In her recent article for International Association of Business Communicators, Natalie Canavor laments the fact that Millenials' business writing is "tone deaf."

"Beyond having trouble with basic content and writing mechanics," Canavor says, "many younger people appear to be tone deaf: They may get their point across concisely, but with an abruptness that can offend older folks. And since many clients, board members, major donors and other influentials tend to be older folks, this is risky business indeed."

The disappearance of courtesy in business writing stems from four sources, according to Canavor.

First, busy Millenials have no time for tact, she says. According to a recent survey, they lack all patience for "small talk." For Millenials, communication is about passing along facts.

Second, Millenials are wedded to texting, "which more or less demands an absence of niceties and builds a telegraphic habit."

Third, Millenials are the victims of poor schooling.
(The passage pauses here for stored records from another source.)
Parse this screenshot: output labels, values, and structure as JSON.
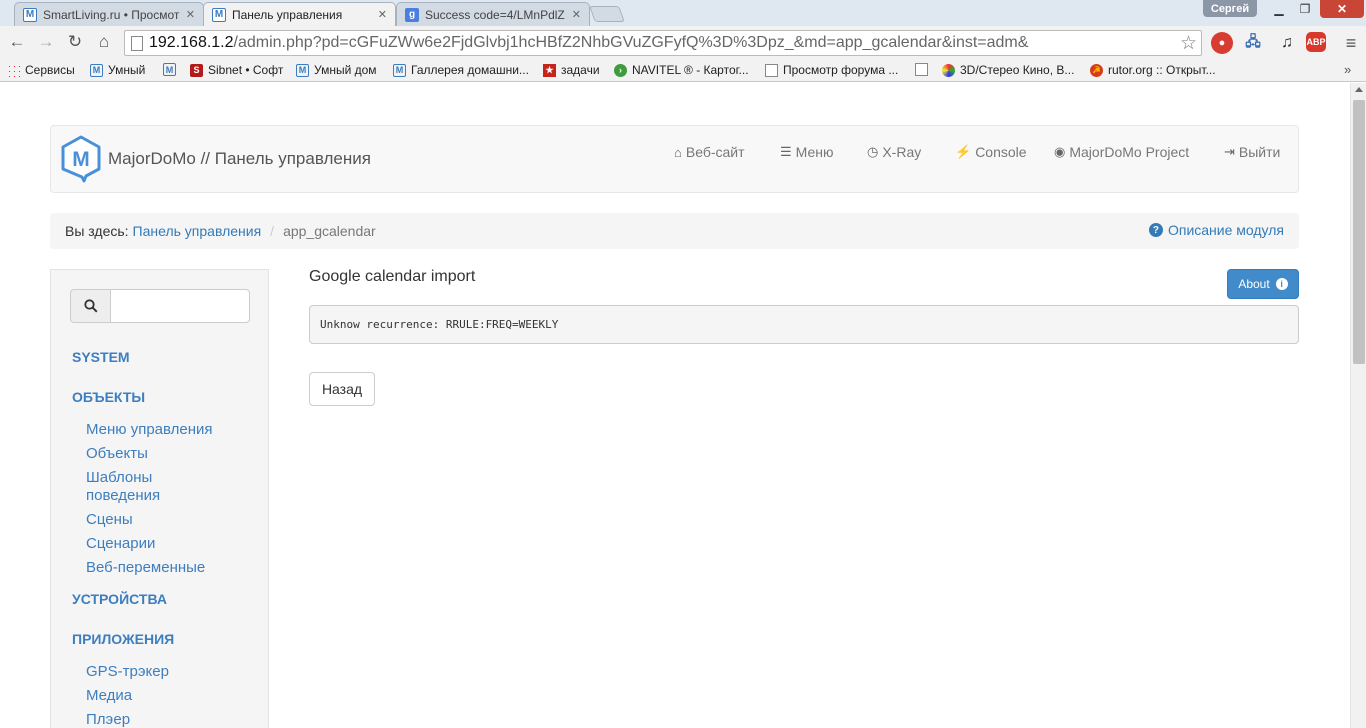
{
  "browser": {
    "tabs": [
      {
        "title": "SmartLiving.ru • Просмот",
        "icon": "majordomo-favicon",
        "active": false
      },
      {
        "title": "Панель управления",
        "icon": "majordomo-favicon",
        "active": true
      },
      {
        "title": "Success code=4/LMnPdlZ",
        "icon": "google-favicon",
        "active": false
      }
    ],
    "profile_name": "Сергей",
    "url_host": "192.168.1.2",
    "url_rest": "/admin.php?pd=cGFuZWw6e2FjdGlvbj1hcHBfZ2NhbGVuZGFyfQ%3D%3Dpz_&md=app_gcalendar&inst=adm&",
    "bookmarks": [
      {
        "label": "Сервисы",
        "icon": "apps-icon"
      },
      {
        "label": "Умный",
        "icon": "majordomo-favicon"
      },
      {
        "label": "",
        "icon": "majordomo-favicon"
      },
      {
        "label": "Sibnet • Софт",
        "icon": "sibnet-icon"
      },
      {
        "label": "Умный дом",
        "icon": "majordomo-favicon"
      },
      {
        "label": "Галлерея домашни...",
        "icon": "majordomo-favicon"
      },
      {
        "label": "задачи",
        "icon": "star-bookmark-icon"
      },
      {
        "label": "NAVITEL ® - Картог...",
        "icon": "navitel-icon"
      },
      {
        "label": "Просмотр форума ...",
        "icon": "page-icon"
      },
      {
        "label": "",
        "icon": "page-icon"
      },
      {
        "label": "3D/Стерео Кино, В...",
        "icon": "3d-icon"
      },
      {
        "label": "rutor.org :: Открыт...",
        "icon": "rutor-icon"
      }
    ],
    "ext_abp": "ABP"
  },
  "header": {
    "brand": "MajorDoMo // Панель управления",
    "logo_letter": "M",
    "nav": [
      {
        "label": "Веб-сайт",
        "icon": "home-icon"
      },
      {
        "label": "Меню",
        "icon": "list-icon"
      },
      {
        "label": "X-Ray",
        "icon": "clock-icon"
      },
      {
        "label": "Console",
        "icon": "bolt-icon"
      },
      {
        "label": "MajorDoMo Project",
        "icon": "globe-icon"
      },
      {
        "label": "Выйти",
        "icon": "logout-icon"
      }
    ]
  },
  "breadcrumb": {
    "prefix": "Вы здесь:",
    "link": "Панель управления",
    "separator": "/",
    "current": "app_gcalendar",
    "help": "Описание модуля"
  },
  "sidebar": {
    "search_value": "",
    "sections": [
      {
        "title": "SYSTEM",
        "items": []
      },
      {
        "title": "ОБЪЕКТЫ",
        "items": [
          "Меню управления",
          "Объекты",
          "Шаблоны поведения",
          "Сцены",
          "Сценарии",
          "Веб-переменные"
        ]
      },
      {
        "title": "УСТРОЙСТВА",
        "items": []
      },
      {
        "title": "ПРИЛОЖЕНИЯ",
        "items": [
          "GPS-трэкер",
          "Медиа",
          "Плэер"
        ]
      }
    ]
  },
  "main": {
    "title": "Google calendar import",
    "about_label": "About",
    "message": "Unknow recurrence: RRULE:FREQ=WEEKLY",
    "back_label": "Назад"
  },
  "colors": {
    "link": "#337ab7",
    "sidebar_link": "#3d7ebf",
    "primary_button": "#428bca"
  }
}
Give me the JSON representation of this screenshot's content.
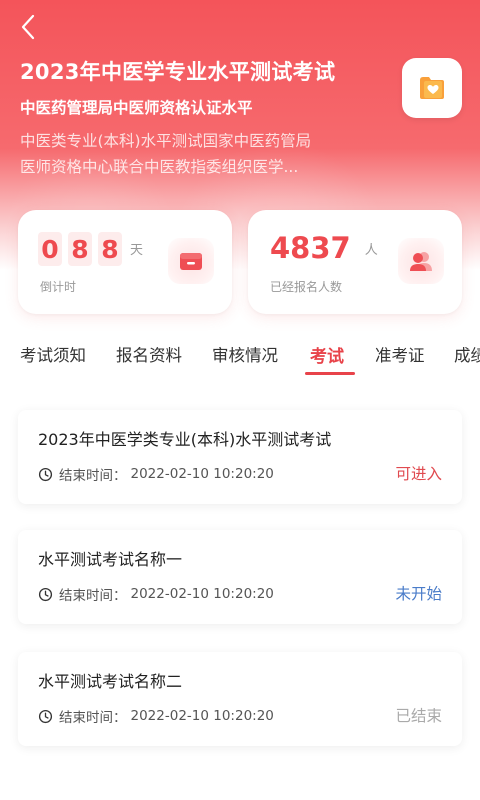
{
  "header": {
    "title": "2023年中医学专业水平测试考试",
    "subtitle": "中医药管理局中医师资格认证水平",
    "description_lines": [
      "中医类专业(本科)水平测试国家中医药管局",
      "医师资格中心联合中医教指委组织医学..."
    ]
  },
  "stats": {
    "countdown": {
      "digits": [
        "0",
        "8",
        "8"
      ],
      "unit": "天",
      "label": "倒计时"
    },
    "registered": {
      "value": "4837",
      "unit": "人",
      "label": "已经报名人数"
    }
  },
  "tabs": [
    {
      "label": "考试须知",
      "active": false
    },
    {
      "label": "报名资料",
      "active": false
    },
    {
      "label": "审核情况",
      "active": false
    },
    {
      "label": "考试",
      "active": true
    },
    {
      "label": "准考证",
      "active": false
    },
    {
      "label": "成绩",
      "active": false
    }
  ],
  "exams": [
    {
      "title": "2023年中医学类专业(本科)水平测试考试",
      "end_label": "结束时间：",
      "end_time": "2022-02-10 10:20:20",
      "status": "可进入",
      "status_color": "#e04a4f"
    },
    {
      "title": "水平测试考试名称一",
      "end_label": "结束时间：",
      "end_time": "2022-02-10 10:20:20",
      "status": "未开始",
      "status_color": "#4a7cc9"
    },
    {
      "title": "水平测试考试名称二",
      "end_label": "结束时间：",
      "end_time": "2022-02-10 10:20:20",
      "status": "已结束",
      "status_color": "#aaaaaa"
    }
  ],
  "colors": {
    "accent": "#e8434a",
    "hero_top": "#f4545a"
  },
  "icons": {
    "back": "chevron-left-icon",
    "app": "heart-folder-icon",
    "countdown": "box-icon",
    "registered": "users-icon",
    "clock": "clock-icon"
  }
}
Canavor cites a conversation with Chicago adman Bob Killian, who blames college deans. The professors spot students' writing errors but are forced to let them stand, Killian claims. "They say the students complain and then the dean tells them that it’s not their job to correct grammar and punctuation—and those students are future donors!”

Finally, Millenials are "skeptical of authority." So courtesy just doesn't come naturally.

Ironically, that makes their writing sound (to me, anyway) pretty darn authoritarian.